Un vestige du camp de prisonniers de guerre

Écrit par  Dominique Villeneuve et Andréanne Joly
Dominique Villeneuve a fièrement montré, aux membres du Club de Généalogie lors de l’assemblée annuelle, cette sculpture faite par un prisonnier de guerre alors qu’il était au camp de Kapuskasing en 1918. Dominique Villeneuve a fièrement montré, aux membres du Club de Généalogie lors de l’assemblée annuelle, cette sculpture faite par un prisonnier de guerre alors qu’il était au camp de Kapuskasing en 1918. Photo : Courtoisie
Kapuskasing — Une œuvre sculptée par Ernst Fritz Seyfarth en 1918, lors de son séjour comme prisonnier de guerre au camp de Kapuskasing, a été remise à l’auteur Dominique Villeneuve par une famille qui a lu son livre Héritage par défaut 1914-1920.

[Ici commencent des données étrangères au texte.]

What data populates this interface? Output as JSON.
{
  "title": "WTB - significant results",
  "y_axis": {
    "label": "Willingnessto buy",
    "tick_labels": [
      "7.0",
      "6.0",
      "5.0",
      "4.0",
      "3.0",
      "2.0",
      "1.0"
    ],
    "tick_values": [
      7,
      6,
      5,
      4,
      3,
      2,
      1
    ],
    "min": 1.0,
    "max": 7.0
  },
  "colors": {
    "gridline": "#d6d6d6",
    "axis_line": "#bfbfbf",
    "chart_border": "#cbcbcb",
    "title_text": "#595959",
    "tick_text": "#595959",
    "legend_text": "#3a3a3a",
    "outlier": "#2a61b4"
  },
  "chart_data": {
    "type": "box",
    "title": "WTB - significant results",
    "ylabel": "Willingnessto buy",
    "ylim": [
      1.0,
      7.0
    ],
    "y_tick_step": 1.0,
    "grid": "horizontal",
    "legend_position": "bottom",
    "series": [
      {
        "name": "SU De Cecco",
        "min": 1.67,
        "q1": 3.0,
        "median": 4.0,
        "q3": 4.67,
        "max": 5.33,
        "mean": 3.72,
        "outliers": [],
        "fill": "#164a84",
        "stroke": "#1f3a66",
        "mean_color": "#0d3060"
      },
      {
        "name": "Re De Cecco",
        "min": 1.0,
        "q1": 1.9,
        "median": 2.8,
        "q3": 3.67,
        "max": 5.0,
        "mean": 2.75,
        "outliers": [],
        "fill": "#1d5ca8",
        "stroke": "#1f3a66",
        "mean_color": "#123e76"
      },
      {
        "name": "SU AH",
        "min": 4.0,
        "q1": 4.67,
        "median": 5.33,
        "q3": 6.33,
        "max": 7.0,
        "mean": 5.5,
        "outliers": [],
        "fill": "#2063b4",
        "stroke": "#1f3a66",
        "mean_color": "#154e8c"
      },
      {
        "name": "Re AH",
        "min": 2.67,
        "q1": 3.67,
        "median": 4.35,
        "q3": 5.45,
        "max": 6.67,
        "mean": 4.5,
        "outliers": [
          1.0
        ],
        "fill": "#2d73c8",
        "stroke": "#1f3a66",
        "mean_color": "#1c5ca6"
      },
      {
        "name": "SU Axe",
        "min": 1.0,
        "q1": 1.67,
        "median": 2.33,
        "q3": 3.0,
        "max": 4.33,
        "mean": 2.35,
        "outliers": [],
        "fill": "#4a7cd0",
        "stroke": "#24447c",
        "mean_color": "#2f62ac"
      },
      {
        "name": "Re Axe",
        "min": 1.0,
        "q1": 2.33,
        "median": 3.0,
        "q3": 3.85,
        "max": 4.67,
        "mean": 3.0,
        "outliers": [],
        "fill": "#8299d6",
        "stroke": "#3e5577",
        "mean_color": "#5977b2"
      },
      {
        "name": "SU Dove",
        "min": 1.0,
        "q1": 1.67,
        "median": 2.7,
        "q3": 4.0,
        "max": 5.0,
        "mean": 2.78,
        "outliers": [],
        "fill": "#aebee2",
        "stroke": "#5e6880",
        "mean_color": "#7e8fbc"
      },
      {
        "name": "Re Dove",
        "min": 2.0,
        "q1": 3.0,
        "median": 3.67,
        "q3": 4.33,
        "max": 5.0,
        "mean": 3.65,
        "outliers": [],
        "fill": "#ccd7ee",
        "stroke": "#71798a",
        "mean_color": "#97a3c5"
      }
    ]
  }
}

La famille avait lu l’ouvrage du Kapuskois qui s’inspire de la correspondance entre un prisonnier de guerre du camp de Kapuskasing et son épouse et qui sert de prétexte pour décrire l’histoire du camp de prisonniers de guerre qui a donné naissance à Kapuskasing. Le bois a été sculpté en 1918 par un des prisonniers. Il est teint au thé, seule teinture qu’il avait pu se permettre à ce moment-là.

Parcours historique

M. Seyfarth, allemand d’origine, est arrivé au Canada à Halifax par le navire RHEN au mois de mars 1914. La liste des passagers de ce bateau nous apprend qu’il a alors 25 ans et qu’il est architecte.

Quand la guerre éclate, il est emprisonné comme ennemi potentiel alors qu’il vient tout juste de se marier à Anna Bosshardt le 11 juillet 1914 à l’église luthérienne évangélique St. John à Montréal.

M. Seyfarth était relativement instruit puisque la phrase gravée au dos de la sculpture — « But war’s a game, which, were their subjects wise, Kings would not play at » — est tirée du livre The Task (1785) de William Cowper (1731-1800), qui regroupe cinq longs poèmes totalisant environ 6000 lignes. Ce livre faisait sans doute partie des bouquins permis dans la bibliothèque des prisonniers. M. Seyfarth avait donc lu, sinon en entier du moins en partie, ce livre et en avait retenu cette phrase à la ligne 187 tirée du 5e poème intitulé The Winter Morning Walk.

La sculpture a été remise à Gertrude Stewart pour la remercier de son bénévolat au camp et dans la petite communauté de MacPherson (Kapuskasing aujourd’hui). Chaque dimanche matin, elle allait jouer du piano à la célébration religieuse, d’abord au camp, ensuite à la petite église du village existant à ce moment-là.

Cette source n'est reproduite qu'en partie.